El Senado de Estados Unidos confirmó el lunes 23 de marzo a Markwayne Mullin como nuevo secretario del Departamento de Seguridad Nacional (DHS), en un contexto marcado por tensiones políticas, un cierre parcial del gobierno federal y el endurecimiento del debate sobre la política migratoria impulsada por el presidente Donald Trump.
El exsenador por Oklahoma fue ratificado con 54 votos a favor y 45 en contra, en una votación que reflejó la división política en torno a su nombramiento y al rumbo que podría tomar la política de seguridad interna en el país.
¿QUIÉN ES MARKWAYNE MULLIN?
Antes de su carrera política, Mullin construyó su trayectoria como empresario. Junto a su esposa Christie, asumió el control de la empresa familiar Mullin Plumbing después de que su padre enfermara, lo que lo obligó a pausar sus estudios universitarios para mantener el negocio a flote.
Con el tiempo, logró expandir la compañía, consolidando su perfil como empresario antes de entrar de lleno a la política.
En su formación académica, estudió en Missouri Valley College gracias a una beca deportiva en lucha libre y posteriormente se graduó en Tecnología de la Construcción en el Oklahoma State University Institute of Technology en 2010. En 2018 recibió además un doctorado honoris causa por el Bacone College.
Además de su perfil empresarial y político, Mullin tuvo una breve carrera en las artes marciales mixtas (MMA), donde mantuvo un récord invicto de cinco victorias sin derrotas. Su trayectoria deportiva también fue reconocida cuando ingresó al Oklahoma Wrestling Hall of Fame en 2016.
NOMBRAMIENTO DE MULLIN EN MEDIO DE CRISIS INSTITUCIONAL Y MIGRATORIA
Mullin reemplaza a Kristi Noem, quien fue destituida a inicios de marzo tras fuertes críticas por su gestión de un operativo contra migrantes indocumentados en Minnesota, donde murieron dos manifestantes estadounidenses durante un enfrentamiento con agentes federales.

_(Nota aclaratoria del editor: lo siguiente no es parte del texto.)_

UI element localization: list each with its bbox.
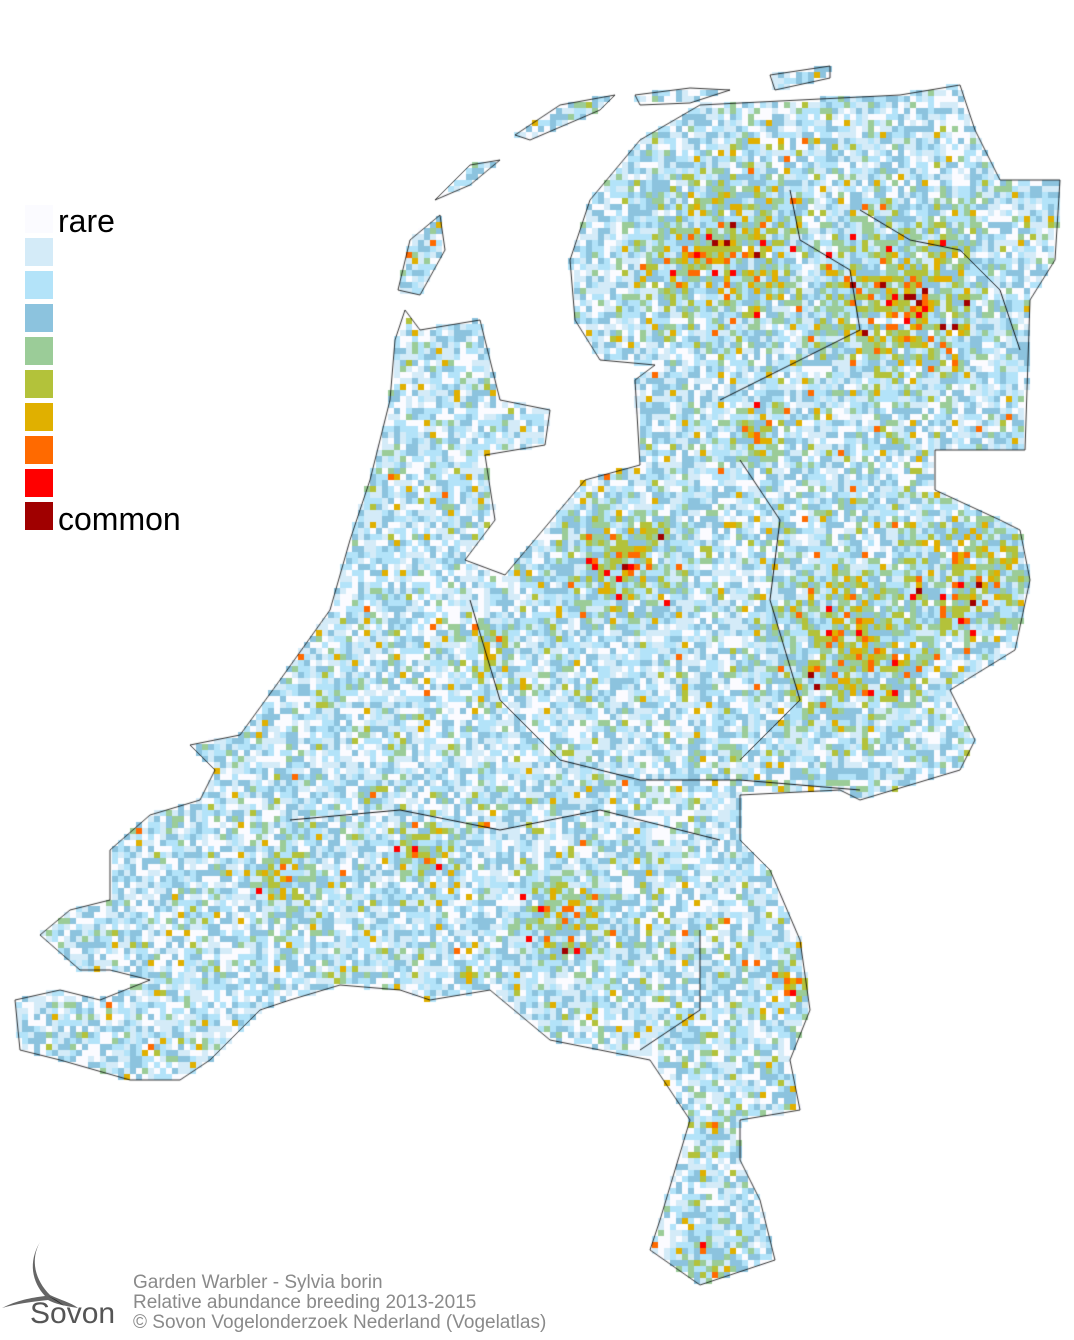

Su llegada ocurre además en medio de un cierre parcial del gobierno que afecta el financiamiento del DHS desde el 14 de febrero, debido a desacuerdos entre legisladores demócratas y la administración Trump sobre reformas migratorias.

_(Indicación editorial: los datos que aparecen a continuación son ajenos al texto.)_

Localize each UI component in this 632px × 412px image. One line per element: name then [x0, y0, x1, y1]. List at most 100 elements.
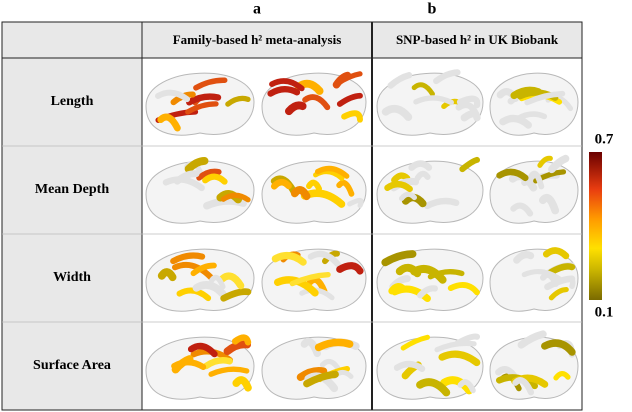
gyrus	[336, 179, 355, 197]
panel-label: b	[428, 1, 437, 18]
gyrus	[440, 376, 474, 395]
gyrus	[314, 165, 350, 179]
gyrus	[225, 95, 251, 107]
gyrus	[187, 342, 218, 358]
gyrus	[296, 367, 328, 382]
colorbar-min: 0.1	[595, 304, 614, 320]
gyrus	[162, 176, 205, 192]
gyrus	[290, 186, 311, 201]
gyrus	[548, 287, 569, 301]
gyrus	[387, 72, 413, 89]
gyrus	[336, 262, 364, 275]
gyrus	[232, 376, 252, 392]
gyrus	[456, 95, 481, 109]
table-grid	[1, 21, 583, 411]
gyrus	[413, 95, 454, 106]
gyrus	[433, 69, 461, 85]
col-header-bg	[142, 22, 582, 58]
row-header-bg	[2, 22, 142, 410]
row-label: Surface Area	[33, 358, 111, 373]
gyrus	[231, 334, 252, 346]
gyrus	[393, 360, 426, 373]
gyrus	[538, 193, 560, 215]
gyrus	[267, 86, 301, 97]
gyrus	[157, 268, 177, 282]
column-header: SNP-based h² in UK Biobank	[396, 32, 559, 47]
gyrus	[196, 168, 222, 181]
gyrus	[302, 94, 331, 111]
gyrus	[417, 285, 439, 299]
gyrus	[447, 282, 480, 296]
gyrus	[220, 288, 252, 302]
gyrus	[223, 340, 252, 356]
gyrus	[460, 110, 481, 122]
gyrus	[314, 338, 354, 352]
gyrus	[208, 366, 250, 377]
gyrus	[391, 285, 431, 303]
gyrus	[306, 276, 328, 295]
gyrus	[542, 247, 570, 260]
gyrus	[408, 160, 433, 171]
gyrus	[388, 283, 408, 295]
gyrus	[553, 370, 571, 381]
gyrus	[190, 262, 217, 277]
gyrus	[341, 110, 363, 123]
gyrus	[171, 355, 194, 374]
gyrus	[202, 173, 228, 185]
gyrus	[336, 92, 363, 107]
gyrus	[496, 168, 529, 182]
row-label: Mean Depth	[35, 182, 109, 197]
gyrus	[510, 202, 534, 217]
gyrus	[521, 269, 564, 283]
gyrus	[541, 339, 576, 356]
gyrus	[193, 77, 228, 91]
gyrus	[410, 265, 447, 284]
gyrus	[414, 170, 431, 182]
gyrus	[155, 89, 191, 103]
gyrus	[319, 358, 341, 371]
gyrus	[185, 101, 219, 115]
gyrus	[300, 337, 321, 358]
gyrus	[307, 250, 341, 268]
gyrus	[284, 101, 307, 116]
gyrus	[424, 197, 460, 210]
gyrus	[334, 71, 363, 87]
gyrus	[384, 180, 413, 193]
gyrus	[269, 78, 305, 92]
gyrus	[459, 156, 480, 173]
brain	[145, 160, 255, 224]
brain-images	[145, 69, 579, 400]
gyrus	[176, 287, 212, 302]
gyrus	[537, 155, 553, 168]
gyrus	[454, 333, 481, 347]
gyrus	[184, 156, 209, 173]
gyrus	[548, 154, 570, 174]
gyrus	[186, 93, 222, 106]
column-header: Family-based h² meta-analysis	[173, 32, 342, 47]
gyrus	[209, 274, 226, 290]
gyrus	[220, 192, 251, 203]
gyrus	[202, 357, 233, 370]
gyrus	[547, 263, 576, 276]
gyrus	[524, 90, 566, 106]
gyrus	[172, 261, 214, 281]
row-label: Width	[53, 270, 91, 285]
gyrus	[438, 350, 481, 367]
gyrus	[513, 251, 535, 264]
gyrus	[416, 378, 451, 397]
gyrus	[192, 281, 227, 298]
row-label: Length	[51, 94, 94, 109]
gyrus	[528, 170, 545, 190]
gyrus	[512, 377, 535, 396]
gyrus	[381, 104, 413, 121]
gyrus	[347, 197, 364, 209]
gyrus	[170, 252, 206, 265]
gyrus	[517, 330, 547, 349]
colorbar	[589, 152, 602, 300]
gyrus	[306, 179, 323, 192]
colorbar-max: 0.7	[595, 131, 614, 147]
gyrus	[411, 82, 435, 97]
gyrus	[514, 111, 548, 122]
brain	[489, 336, 579, 400]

Durante su audiencia de confirmación, Mullin aseguró que buscará reducir la exposición mediática del departamento y especialmente del Servicio de Inmigración y Control de Aduanas (ICE), una de las agencias más controvertidas.
"Mi objetivo en seis meses es que no seamos la noticia principal todos los días", afirmó, al tiempo que prometió restaurar la confianza pública y reforzar la misión de proteger la seguridad nacional.
¿Qué representa la llegada de Mullin al DHS?
El nombramiento de Mullin también refleja la intención de la administración Trump de mantener una línea firme en materia migratoria, aunque el nuevo secretario ha dejado abierta la posibilidad de introducir algunos ajustes operativos, como exigir órdenes judiciales para ciertos operativos migratorios.
Sin embargo, su designación ha generado críticas entre legisladores demócratas. El senador Dick Durbin expresó dudas sobre su capacidad para reformar prácticas polémicas dentro del ICE y advirtió que teme que su gestión no limite los excesos de la agencia.
Mientras tanto, el DHS enfrenta problemas operativos derivados de la falta de presupuesto. Dependencias como la Administración de Seguridad en el Transporte (TSA) han sufrido renuncias de personal que ha trabajado sin salario durante semanas, provocando retrasos en aeropuertos del país.
En este contexto, el principal reto de Mullin será estabilizar el funcionamiento del departamento, resolver los conflictos presupuestarios y definir el rumbo de la política migratoria estadounidense en un momento especialmente polarizado.
Su llegada no sólo representa un cambio de liderazgo, sino también una nueva etapa para una de las agencias más sensibles en la seguridad interna de Estados Unidos.